STOCKHOLM–Ericsson AB on Friday posted lower-than-expected fourth-quarter net profit and cautioned that the near-term outlook is uncertain, with operators holding off placing new orders as they rebalance inventories and assess economic headwinds.
The Swedish telecommunications-equipment company ERIC.A, -2.30% ERIC.B, -2.20% ERIC, -1.66% said these trends started to hurt its key networks unit in the fourth quarter and that it expects them to continue at least during the first half of 2023.
Ericsson reported net profit attributable to shareholders of 6.07 billion Swedish kronor ($ 588.2 million) compared with SEK10.08 billion a year earlier, as sales rose 21% to SEK86.0 billion.
Analysts polled by FactSet had expected net profit of SEK7.05 billion on sales of SEK84.78 billion.
The company expects to start seeing the effect of its SEK9 billion cost-saving activities during the second quarter of 2023.

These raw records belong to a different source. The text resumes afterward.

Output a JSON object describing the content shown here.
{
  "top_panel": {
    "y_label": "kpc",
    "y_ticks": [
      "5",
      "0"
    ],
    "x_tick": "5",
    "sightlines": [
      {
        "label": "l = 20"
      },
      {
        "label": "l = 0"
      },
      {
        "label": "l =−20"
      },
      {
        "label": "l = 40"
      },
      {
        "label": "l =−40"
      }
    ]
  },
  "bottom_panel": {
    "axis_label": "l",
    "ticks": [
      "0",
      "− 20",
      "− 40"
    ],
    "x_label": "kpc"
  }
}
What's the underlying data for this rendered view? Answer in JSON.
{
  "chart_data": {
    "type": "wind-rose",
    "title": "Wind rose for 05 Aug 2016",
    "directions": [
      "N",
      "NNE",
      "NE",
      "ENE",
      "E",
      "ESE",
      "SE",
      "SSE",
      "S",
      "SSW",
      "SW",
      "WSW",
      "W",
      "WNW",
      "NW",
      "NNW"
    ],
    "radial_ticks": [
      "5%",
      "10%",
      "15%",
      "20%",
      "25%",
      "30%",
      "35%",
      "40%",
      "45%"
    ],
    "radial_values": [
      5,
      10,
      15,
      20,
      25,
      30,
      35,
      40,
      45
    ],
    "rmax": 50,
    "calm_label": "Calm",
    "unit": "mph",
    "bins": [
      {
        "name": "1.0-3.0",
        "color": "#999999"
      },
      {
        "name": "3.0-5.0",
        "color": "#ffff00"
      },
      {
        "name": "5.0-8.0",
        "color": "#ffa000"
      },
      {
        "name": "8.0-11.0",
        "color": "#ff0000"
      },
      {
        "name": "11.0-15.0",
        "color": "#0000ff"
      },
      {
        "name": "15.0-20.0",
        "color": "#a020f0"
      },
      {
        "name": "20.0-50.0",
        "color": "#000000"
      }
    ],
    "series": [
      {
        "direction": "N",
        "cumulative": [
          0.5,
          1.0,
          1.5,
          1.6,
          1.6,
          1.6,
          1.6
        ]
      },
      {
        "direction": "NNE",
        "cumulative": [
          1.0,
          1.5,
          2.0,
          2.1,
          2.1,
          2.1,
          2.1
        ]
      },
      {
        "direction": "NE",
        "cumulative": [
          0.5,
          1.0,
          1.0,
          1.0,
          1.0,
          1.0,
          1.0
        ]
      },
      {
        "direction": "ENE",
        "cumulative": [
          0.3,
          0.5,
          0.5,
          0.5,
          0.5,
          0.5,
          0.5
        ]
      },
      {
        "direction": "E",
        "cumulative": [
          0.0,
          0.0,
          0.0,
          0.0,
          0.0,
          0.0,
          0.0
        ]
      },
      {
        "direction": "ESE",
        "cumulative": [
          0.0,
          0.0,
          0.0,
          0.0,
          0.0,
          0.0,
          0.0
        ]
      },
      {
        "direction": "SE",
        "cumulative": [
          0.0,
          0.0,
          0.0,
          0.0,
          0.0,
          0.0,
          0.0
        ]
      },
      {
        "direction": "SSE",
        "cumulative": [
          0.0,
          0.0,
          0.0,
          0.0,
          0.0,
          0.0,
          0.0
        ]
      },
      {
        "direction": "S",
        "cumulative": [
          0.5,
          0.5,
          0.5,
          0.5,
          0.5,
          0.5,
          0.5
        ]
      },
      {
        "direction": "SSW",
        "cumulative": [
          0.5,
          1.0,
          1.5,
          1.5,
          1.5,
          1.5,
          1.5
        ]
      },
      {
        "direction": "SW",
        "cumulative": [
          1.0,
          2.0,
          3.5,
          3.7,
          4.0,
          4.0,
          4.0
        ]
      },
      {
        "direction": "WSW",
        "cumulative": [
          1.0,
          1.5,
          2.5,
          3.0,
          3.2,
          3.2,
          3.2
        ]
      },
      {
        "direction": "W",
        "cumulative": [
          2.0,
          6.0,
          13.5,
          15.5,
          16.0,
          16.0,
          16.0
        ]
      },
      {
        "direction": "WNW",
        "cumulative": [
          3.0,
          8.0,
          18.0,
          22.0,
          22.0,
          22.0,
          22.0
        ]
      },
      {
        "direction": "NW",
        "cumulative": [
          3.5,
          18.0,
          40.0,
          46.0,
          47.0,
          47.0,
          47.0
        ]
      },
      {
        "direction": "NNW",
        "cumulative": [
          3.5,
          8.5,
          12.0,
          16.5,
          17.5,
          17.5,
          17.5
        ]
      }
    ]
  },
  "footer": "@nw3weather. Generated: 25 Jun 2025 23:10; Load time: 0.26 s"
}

“We anticipate declining margins in networks during the first half of 2023 due to changing business mix,” Chief Executive Borje Ekholm said.
“In 1Q we expect the earnings before interest, tax and amortization for the group to be somewhat lower than Ebita last year.”
Overall sales of network equipment grew by 15% on the year, but margins were weighed by a switch to new growth markets in south east Asia, Oceania and India, from higher margin front-runner markets such as North America.